1 - Moustache
Le chat avait une moustache énorme.
Enfin non.
Ses vraies moustaches étaient parfaitement normales, quoique un peu longues. C’était plutôt les tâches de son pelage qui faisaient illusion. Claires, elles se démarquaient sur sa fourrure gris souris et formaient le motif insolite de bacchantes qui tombaient jusque dans son cou. Pour compléter le tout, il donnait l’impression d’avoir d’épais sourcils, ou plutôt un monosourcil qui ne mettait pas vraiment en valeur ses yeux vert lichen.

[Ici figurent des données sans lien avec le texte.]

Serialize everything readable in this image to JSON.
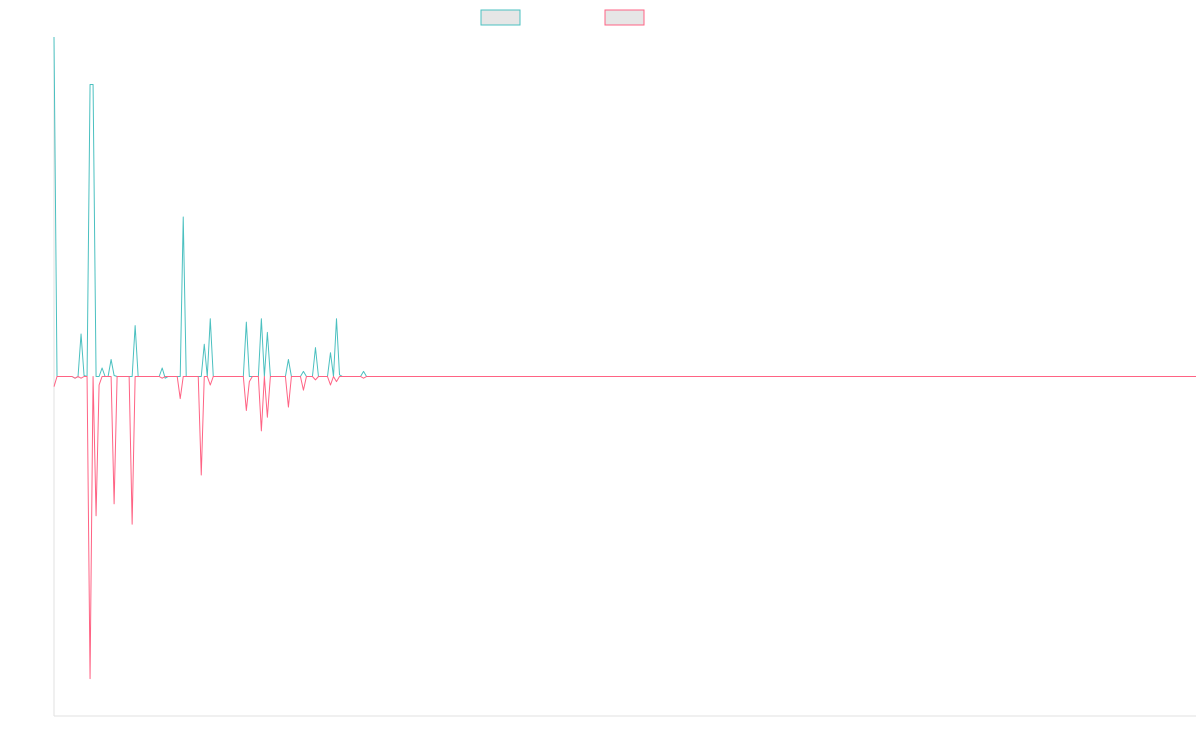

Ce chat somme toute peu banal menait jusque-là l’existence féline la plus ordinaire qui soit. Jusqu’au jour où il décida d’escalader un immeuble rouennais parmi tant d’autres, étage par étage, de balcon en fenêtre et de gouttière en colombage. Puis de passer une tête curieuse - son expression rehaussée par son monosourcil - dans une cuisine d’où s’échappait une fragrance gourmande. Un mélange de sucre et de fleur d’oranger, rehaussé par les crépitements de la pâte à crêpes en train de cuire.
Les longues moustaches de l’animal frémirent et il ne put résister à tant de tentations. Il se faufila dans la pièce, ses pupilles se rétractant de gourmandise alors qu’il approchait de la pile de crêpes fumantes.
- Tiens, depuis quand tu as un chat ? demanda une voix grave à laquelle il ne prêta pas la moindre attention.
- Quel chat ? Hé !
Cette exclamation eut le mérite de faire sursauter le chat qui, bien conscient de son larcin, se dépêcha de déguerpir par là même où il était entré. Avec, bien entendu, une crêpe dans la gueule sur laquelle il trébucha une ou deux fois. Heureusement, son agilité naturelle lui permit de s’en sortir sans une égratignure, laissant derrière lui deux colocataires surpris par ce chapardage. L’un d’eux, le premier à avoir parlé, esquissa un sourire ému.
- Je n’ai jamais autant entendu le son de ta voix, Léandre, c’est merveilleux !
Les jours qui suivirent ne furent pas différents. Le chat-pardeur était devenu tant accro aux crêpes qu’il ne pouvait plus y résister. La différence était qu’il fut accueilli plus calmement. À la place du « Hé ! » indigné du fameux Léandre, il eut droit à un regard intrigué de sa part et à des mouvements lents tandis qu’il poussait vers lui une écuelle d’eau et une crêpe. Il la dévora, sur place cette fois, son monosourcil arqué tandis qu’il veillait à ne pas se faire attraper. Léandre n’en fit rien.
- On devrait lui donner un nom, lui proposa un jour son colocataire, Marlon.
- Pourquoi ?
- Il a l’air de se plaire ici ! Pourquoi pas Mono ou Astérix ? Rapport à…, commença-t-il en désignant les attributs poilus du félin.
Ces propositions furent accueillies par l’expression sceptique du jeune homme et une oeillade méprisante du chat.
- Bon, allons au plus simple : Moustache ?
C’était manifestement trop simple mais mieux reçu. Inévitablement, après quelques ajustements, un nom adéquat fut trouvé et c’est ainsi que le chat Eustache trouva sa place dans la colocation de Léandre et Marlon.